4) Christ. Now I'm just at the beginning of my reading so will wait to see if this changes as I make my way through Diognetus and Ignatius, but Clement at least says much less of Christ. There is little talk of Christ's divinity and far less doxology than in the NT.
 

Ed Walsh

Puritan Board Senior
This year I am doing the same but with the apostolic fathers. Again I'm struck by the difference between these writings and Holy Scripture. I'm trying to put a finger on it, but fear that I'm merely digging for arguments in support of a conclusion.

Some of the early church fathers, by our standards, would be heretics.

This is episode 23 of 78 total of, The History of the Early Church, by Terry Young
About the Early Church Father Origen of Alexandria

The son of a martyr, Origen of Alexandria would in time become possibly the most influential Christian thinker and greatest biblical scholar of antiquity...Music “Sons of Constantinople” by Tyler Cunningham

All 78 episodes can be heard on Spotify

I only found some of them on YouTube. Below is a link 2 episode 22 through 24 as a single YouTube file. Chapter 23 starts at roughly minute 14.
 

BayouHuguenot

Puritanboard Clerk
Depends on what you mean by "apostolic fathers." Usually it is the time between Paul's last letter and the letters of Ignatius. The apostolic fathers aren't very profound.

As to Origen and heretics, yes he was badly wrong but the situation is more complicated than that. And we can't simply say that many of the Fathers were heretics by our standards and then prove it with some youtube clips about Origen.
 

Irenaeus

Puritan Board Freshman
Depends on what you mean by "apostolic fathers." Usually it is the time between Paul's last letter and the letters of Ignatius. The apostolic fathers aren't very profound.

As to Origen and heretics, yes he was badly wrong but the situation is more complicated than that. And we can't simply say that many of the Fathers were heretics by our standards and then prove it with some youtube clips about Origen.
Could you put a finger on what makes the apostolic fathers not very profound? I am interested in concrete reasons, to the extent that they can be adduced.
 

BayouHuguenot

Puritanboard Clerk
Could you put a finger on what makes the apostolic fathers not very profound? I am interested in concrete reasons, to the extent that they can be adduced.

They have zero analysis and when they are scriptural its just a pastiche of bible verses from the Old Testament. It's not too different from Sunday School literature.
 

Ed Walsh

Puritan Board Senior
Have you read any of the apostolic fathers? I would be interested to hear what you think of them if so.

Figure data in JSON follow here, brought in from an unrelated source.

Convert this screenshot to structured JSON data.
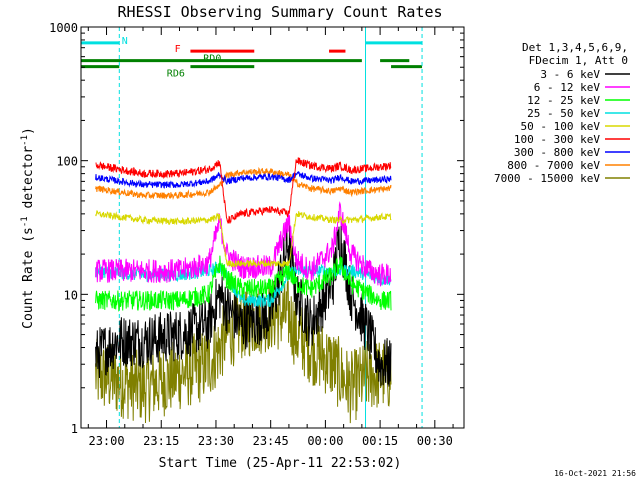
{
  "chart_data": {
    "type": "line",
    "title": "RHESSI Observing Summary Count Rates",
    "xlabel": "Start Time (25-Apr-11 22:53:02)",
    "ylabel_parts": [
      "Count Rate (s",
      "-1",
      " detector",
      "-1",
      ")"
    ],
    "yscale": "log",
    "ylim": [
      1,
      1000
    ],
    "xlim_min": [
      -7,
      98
    ],
    "y_ticks": [
      {
        "value": 1,
        "label": "1"
      },
      {
        "value": 10,
        "label": "10"
      },
      {
        "value": 100,
        "label": "100"
      },
      {
        "value": 1000,
        "label": "1000"
      }
    ],
    "x_ticks": [
      {
        "value": 0,
        "label": "23:00"
      },
      {
        "value": 15,
        "label": "23:15"
      },
      {
        "value": 30,
        "label": "23:30"
      },
      {
        "value": 45,
        "label": "23:45"
      },
      {
        "value": 60,
        "label": "00:00"
      },
      {
        "value": 75,
        "label": "00:15"
      },
      {
        "value": 90,
        "label": "00:30"
      }
    ],
    "time_axis_note": "x values are minutes after 23:00",
    "legend_header": [
      "Det 1,3,4,5,6,9,",
      "FDecim 1, Att 0"
    ],
    "legend_placement": "right, outside plot",
    "timestamp": "16-Oct-2021 21:56",
    "data_gap_lines": [
      -7,
      3.5,
      71,
      86.5
    ],
    "flag_bars": [
      {
        "name": "N",
        "color": "#00e0e0",
        "level": 760,
        "segments": [
          [
            -7,
            3.5
          ],
          [
            71,
            86.5
          ]
        ],
        "label_at": 5
      },
      {
        "name": "F",
        "color": "#ff0000",
        "level": 660,
        "segments": [
          [
            23,
            40.5
          ],
          [
            61,
            65.5
          ]
        ],
        "label_at": 19.5
      },
      {
        "name": "RD0",
        "color": "#008000",
        "level": 560,
        "segments": [
          [
            -7,
            70
          ],
          [
            75,
            83
          ]
        ],
        "label_at": 29
      },
      {
        "name": "RD6",
        "color": "#008000",
        "level": 505,
        "segments": [
          [
            -7,
            3.5
          ],
          [
            23,
            40.5
          ],
          [
            78,
            86.5
          ]
        ],
        "label_at": 19
      }
    ],
    "series": [
      {
        "name": "3 - 6 keV",
        "color": "#000000",
        "noise": 0.4,
        "points": [
          [
            -3,
            3.5
          ],
          [
            3,
            4.5
          ],
          [
            10,
            4.5
          ],
          [
            20,
            5
          ],
          [
            28,
            6
          ],
          [
            31,
            10
          ],
          [
            33,
            8
          ],
          [
            37,
            6
          ],
          [
            45,
            7
          ],
          [
            50,
            25
          ],
          [
            52,
            10
          ],
          [
            56,
            6
          ],
          [
            62,
            12
          ],
          [
            64,
            28
          ],
          [
            67,
            10
          ],
          [
            72,
            5
          ],
          [
            75,
            3
          ],
          [
            78,
            3
          ]
        ]
      },
      {
        "name": "6 - 12 keV",
        "color": "#ff00ff",
        "noise": 0.18,
        "points": [
          [
            -3,
            15
          ],
          [
            10,
            15
          ],
          [
            20,
            15
          ],
          [
            28,
            17
          ],
          [
            31,
            35
          ],
          [
            33,
            20
          ],
          [
            37,
            16
          ],
          [
            45,
            16
          ],
          [
            50,
            35
          ],
          [
            52,
            18
          ],
          [
            56,
            15
          ],
          [
            62,
            22
          ],
          [
            64,
            42
          ],
          [
            67,
            20
          ],
          [
            72,
            15
          ],
          [
            75,
            14
          ],
          [
            78,
            14
          ]
        ]
      },
      {
        "name": "12 - 25 keV",
        "color": "#00ff00",
        "noise": 0.15,
        "points": [
          [
            -3,
            9
          ],
          [
            10,
            9
          ],
          [
            20,
            9
          ],
          [
            28,
            10
          ],
          [
            31,
            17
          ],
          [
            33,
            13
          ],
          [
            37,
            11
          ],
          [
            45,
            11
          ],
          [
            50,
            15
          ],
          [
            52,
            12
          ],
          [
            56,
            11
          ],
          [
            62,
            14
          ],
          [
            64,
            17
          ],
          [
            67,
            12
          ],
          [
            72,
            10
          ],
          [
            75,
            9
          ],
          [
            78,
            9
          ]
        ]
      },
      {
        "name": "25 - 50 keV",
        "color": "#00e0e0",
        "noise": 0.1,
        "points": [
          [
            -3,
            15
          ],
          [
            10,
            14
          ],
          [
            20,
            14
          ],
          [
            28,
            15
          ],
          [
            31,
            16
          ],
          [
            33,
            14
          ],
          [
            37,
            9
          ],
          [
            45,
            9
          ],
          [
            50,
            14
          ],
          [
            52,
            15
          ],
          [
            56,
            15
          ],
          [
            62,
            15
          ],
          [
            64,
            15
          ],
          [
            67,
            15
          ],
          [
            72,
            14
          ],
          [
            75,
            13
          ],
          [
            78,
            13
          ]
        ]
      },
      {
        "name": "50 - 100 keV",
        "color": "#d8d800",
        "noise": 0.05,
        "points": [
          [
            -3,
            40
          ],
          [
            10,
            36
          ],
          [
            20,
            35
          ],
          [
            28,
            36
          ],
          [
            31,
            38
          ],
          [
            33,
            17
          ],
          [
            37,
            17
          ],
          [
            45,
            17
          ],
          [
            50,
            17
          ],
          [
            52,
            40
          ],
          [
            56,
            38
          ],
          [
            62,
            36
          ],
          [
            64,
            36
          ],
          [
            67,
            36
          ],
          [
            72,
            37
          ],
          [
            75,
            38
          ],
          [
            78,
            38
          ]
        ]
      },
      {
        "name": "100 - 300 keV",
        "color": "#ff0000",
        "noise": 0.06,
        "points": [
          [
            -3,
            93
          ],
          [
            10,
            80
          ],
          [
            20,
            80
          ],
          [
            28,
            86
          ],
          [
            31,
            98
          ],
          [
            33,
            35
          ],
          [
            37,
            40
          ],
          [
            45,
            43
          ],
          [
            50,
            40
          ],
          [
            52,
            100
          ],
          [
            56,
            92
          ],
          [
            62,
            87
          ],
          [
            64,
            92
          ],
          [
            67,
            85
          ],
          [
            72,
            88
          ],
          [
            75,
            90
          ],
          [
            78,
            92
          ]
        ]
      },
      {
        "name": "300 - 800 keV",
        "color": "#0000ff",
        "noise": 0.05,
        "points": [
          [
            -3,
            75
          ],
          [
            10,
            66
          ],
          [
            20,
            66
          ],
          [
            28,
            70
          ],
          [
            31,
            78
          ],
          [
            33,
            70
          ],
          [
            37,
            74
          ],
          [
            45,
            76
          ],
          [
            50,
            72
          ],
          [
            52,
            80
          ],
          [
            56,
            74
          ],
          [
            62,
            71
          ],
          [
            64,
            76
          ],
          [
            67,
            70
          ],
          [
            72,
            71
          ],
          [
            75,
            72
          ],
          [
            78,
            73
          ]
        ]
      },
      {
        "name": "800 - 7000 keV",
        "color": "#ff8000",
        "noise": 0.05,
        "points": [
          [
            -3,
            62
          ],
          [
            10,
            55
          ],
          [
            20,
            55
          ],
          [
            28,
            58
          ],
          [
            31,
            65
          ],
          [
            33,
            78
          ],
          [
            37,
            82
          ],
          [
            45,
            83
          ],
          [
            50,
            78
          ],
          [
            52,
            68
          ],
          [
            56,
            62
          ],
          [
            62,
            59
          ],
          [
            64,
            62
          ],
          [
            67,
            58
          ],
          [
            72,
            60
          ],
          [
            75,
            61
          ],
          [
            78,
            62
          ]
        ]
      },
      {
        "name": "7000 - 15000 keV",
        "color": "#808000",
        "noise": 0.55,
        "points": [
          [
            -3,
            2.5
          ],
          [
            10,
            2
          ],
          [
            20,
            2.5
          ],
          [
            28,
            3
          ],
          [
            31,
            4
          ],
          [
            33,
            5
          ],
          [
            37,
            6
          ],
          [
            45,
            7
          ],
          [
            50,
            7
          ],
          [
            52,
            5
          ],
          [
            56,
            4
          ],
          [
            62,
            3
          ],
          [
            64,
            2.5
          ],
          [
            67,
            2
          ],
          [
            72,
            2.5
          ],
          [
            75,
            2.5
          ],
          [
            78,
            2.5
          ]
        ]
      }
    ]
  }
}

Sorry, but I am less than an amateur. I plan to change that. It's kinda like Calvin's Institutes. I opened Battles & Beveridge and had read here and there, but about ten years ago I finally read them cover to cover. I own the complete set of Church Fathers. Now I have to read them.
 

Irenaeus

Puritan Board Freshman
Sorry, but I am less than an amateur. I plan to change that. It's kinda like Calvin's Institutes. I opened Battles & Beveridge and had read here and there, but about ten years ago I finally read them cover to cover. I own the complete set of Church Fathers. Now I have to read them.
They're good, and enjoyable, but the contrast with Scripture is stark.